- Leader: Rimbink Pato
- President: Chris Kopyoto
- Secretary: Mathew Taso
- Political position: Centre-right
- National Parliament: 1 / 111

= United Party (Papua New Guinea) =

The United Party is a political party in Papua New Guinea. As of May 2019, it has one seat in the National Parliament and is led by Minister for Foreign Affairs, Rimbink Pato.

== History ==
There were attempts from 1964 to 1968 to form political parties. A meeting was held in Port Moresby and a Territory Country Party, organised along the lines of the Australian Country Party, was formed in 1967.
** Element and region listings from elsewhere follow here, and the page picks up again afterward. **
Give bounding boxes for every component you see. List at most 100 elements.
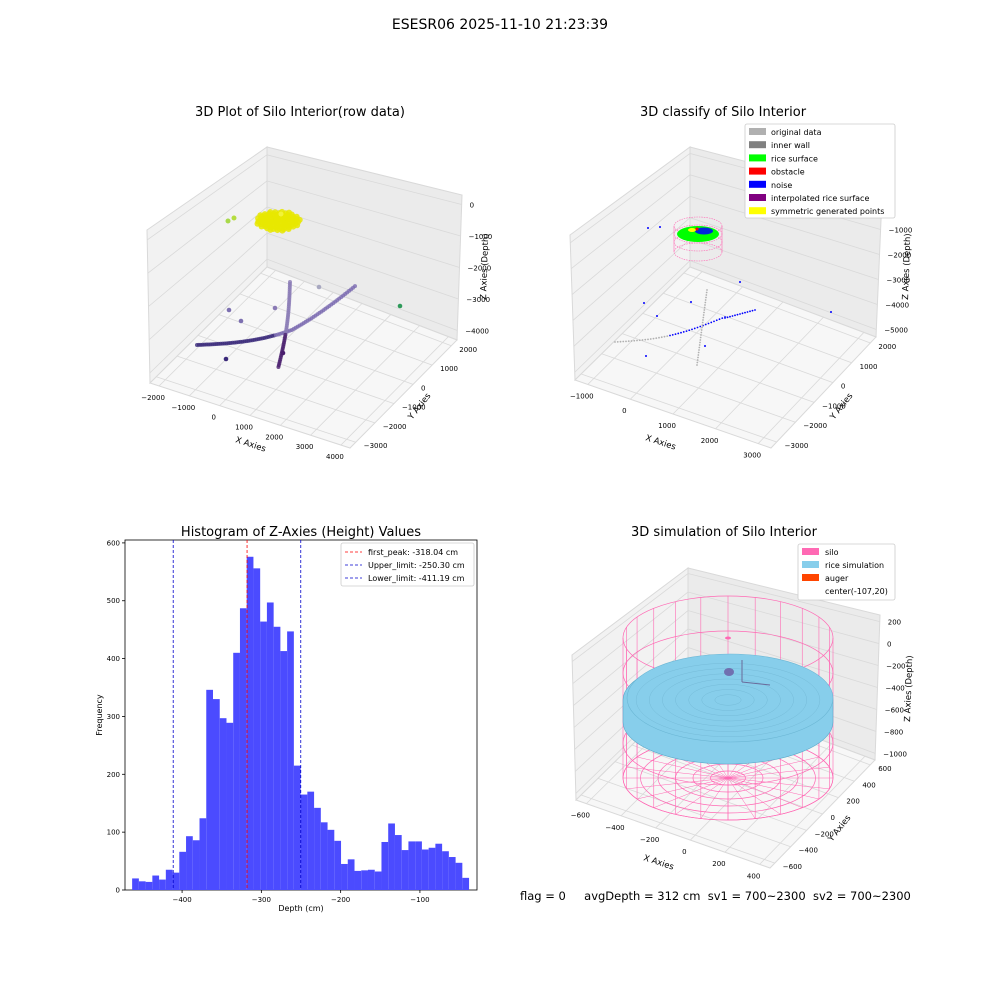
curve-point [734,314,736,317]
grid-line [148,206,460,307]
curve-point [702,316,705,319]
grid-line [601,353,796,423]
rice-point [285,226,292,233]
y-tick-label: 400 [107,655,120,663]
legend-label: Lower_limit: -411.19 cm [368,574,465,583]
pane-floor [574,266,877,449]
silo-center [725,636,731,640]
curve-point [701,324,704,326]
grid-line [573,610,879,706]
x-tick-label: −600 [571,812,590,820]
curve-point [638,339,641,342]
rice-mesh [701,689,755,711]
legend-swatch [749,194,766,201]
x-tick-label: 0 [622,407,626,415]
legend-swatch [749,180,766,188]
curve-point [702,314,705,316]
histogram-bar [293,765,301,890]
histogram-bar [394,835,402,890]
curve-point [655,337,658,340]
rice-point [294,222,301,229]
grid-line [683,272,871,344]
grid-line [597,777,791,848]
panel-classify-3d: 3D classify of Silo Interior −1000 0 1000 2… [569,105,913,460]
histogram-bar [374,871,382,890]
legend-label: rice simulation [825,561,884,570]
curve-point [703,306,706,309]
histogram-bar [260,621,267,890]
curve-point [674,333,677,336]
legend-label: inner wall [771,141,810,150]
x-tick-label: −200 [640,836,659,844]
z-tick-label: −1000 [469,233,493,241]
axis-ticks: −400 −300 −200 −100 0 100 200 300 400 500 600 [107,539,430,904]
y-tick-label: 0 [116,887,120,895]
panel-histogram: Histogram of Z-Axies (Height) Values −40… [95,525,478,913]
figure-title: ESESR06 2025-11-10 21:23:39 [391,17,609,33]
legend-swatch [749,154,766,162]
histogram-bar [239,608,247,890]
curve-point [729,315,731,318]
grid-line [149,258,458,374]
curve-point [702,319,704,321]
legend-label: first_peak: -318.04 cm [368,548,458,557]
data-point [238,318,244,324]
curve-point [721,317,724,319]
grid-line [340,336,449,446]
curve-point [705,294,708,296]
grid-line [614,761,807,831]
curve-point [736,313,739,316]
grid-line [622,333,815,403]
histogram-bar [226,722,234,890]
grid-line [239,293,433,366]
y-tick-label: −2000 [383,423,407,431]
x-tick-label: 3000 [296,443,314,451]
z-tick-label: −2000 [888,252,912,260]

The connection between Australian Country Party and political parties in PNG was through the Compass Party (later United Party). Despite talks and media release, the Compass Party was formed in Minj in 1967 by certain expatriate and indigenous Members of the House of Assembly who were aligned with the farmers and planters association, the Highlands Farmers & Settlers Association Incorporated (HFSA). Members of HFSA in Parliament were Ian Downs, Highlands Special (President of HFSA), John Watts (WH Regional), Mike Casey (Kainantu), Sinake Giregire (Goroka) (first indigenous member of HFSA). The prominent national being Giregire and Members from Simbu and EH.

After its formation, Tei Abal (Wabag) was appointed its Leader with Giregire as Deputy. The United went into 1968 Elections and returned as a force against the pro independence, Pangu Party. As the Party was conservative, most of its Members were appointed Ministers and Vice Ministers. The Party went again to the polls in 1972 and returned and with the self-government in 1973, Tei Abal and Sinake Giregire and Paul Langro were on the Constitutional Planning Committee.

The third Party was the Peoples Progress Party (1970) under Julius Chan (Namatanai). At this time, the Australian Country Party sent an officer to PNG to assist the United Party in establishing its working structure. This ACP officer was in Eastern Highlands (Goroka) and so Giregire took on the advantage of the Australian canvassing and organisational assistance to form a PNG version of the Australian Country Party. Using the Constitutional Planning Committee (a faction calling itself the Nationalist Pressure Group - Giregire, Fr. John Momis and John Kaputin) Giregire canvassed support to bring a fourth force with Members from United Party and Pangu Pati to form Country Party which was formally recognized on the floor of Parliament in March 1974. The Country Party had 14 Members under the leadership of Sir Sinake Giregire (MP for Goroka and later Daulo) and Michael Pondros (Manus).

The role of Country Party featured prominently in the Constituent Assembly when it was more or was taking the lead in the Nationalist Pressure Group (Momis, Kaputin and Giregire) who wanted to present the CPC Report as it is to become the Constitution and on one hand Somare and Pangu who wanted amendments such as dropping the Provincial Government system.

This followed on with Melanesian Alliance Party under Fr. John Momis and the Mataungan Association taking a political party status with John Kaputin and Oscar Tammur on floor of Parliament.

Despite the breakup, United Party contested the 1977 Elections and came with a majority of Members but Pangu formed a Coalition with PPP, National Party, Melanesian Alliance and Mataungan against United/Country Party with Michael Somare as Prime Minister.

Country Party, United Party and National Party were seen as a Highlands dominated Party. To break that stronghold Somare appointed Paias Wingti as his Deputy Leader in 1982. Wingti then broke ranks with Pangu and with other Members including from United Party formed Peoples Democratic Movement in 1985.

With the loss of Sir Tei Abal, Leader of United Party in 1987, leadership tussle came into play with Roy Evara, Anton Parao, Paul Torato and others.

Gradually, the fortunes of United Party waned in 1992 and 1997 Elections. In 1997 Elections it had only one MP in Gabia Gagarimambu. In 2002, it had three MP's in Bire Kimisopa (Goroka), Bob Dadae (Kabwum) and Ben Kiagi (Daulo). The party went to the 2007 National Elections under leadership of Hon. Kimisopa but returned with two out of 109 seats in the 2007 General Elections.

At the 2002 elections, the party won 3 seats in the 109-seat national parliament. The party leader for the 2002–2007 term was Bire Kimisopa, member for Goroka Open, in Eastern Highlands province.

In the 2007 elections, the party won 2 seats in parliament.
Kimisopa was replaced as party leader on 22 August 2007, having lost his seat. He was replaced as leader by Bob Dadae, member for Kabwum Open in Morobe Province. Dadae crossed to the People's National Congress in May 2012, stating that his people wanted him to be aligned with a major party.

The party won one seat at the 2012 election, with Rimbink Pato winning Wapenamanda Open and assuming the United Party leadership.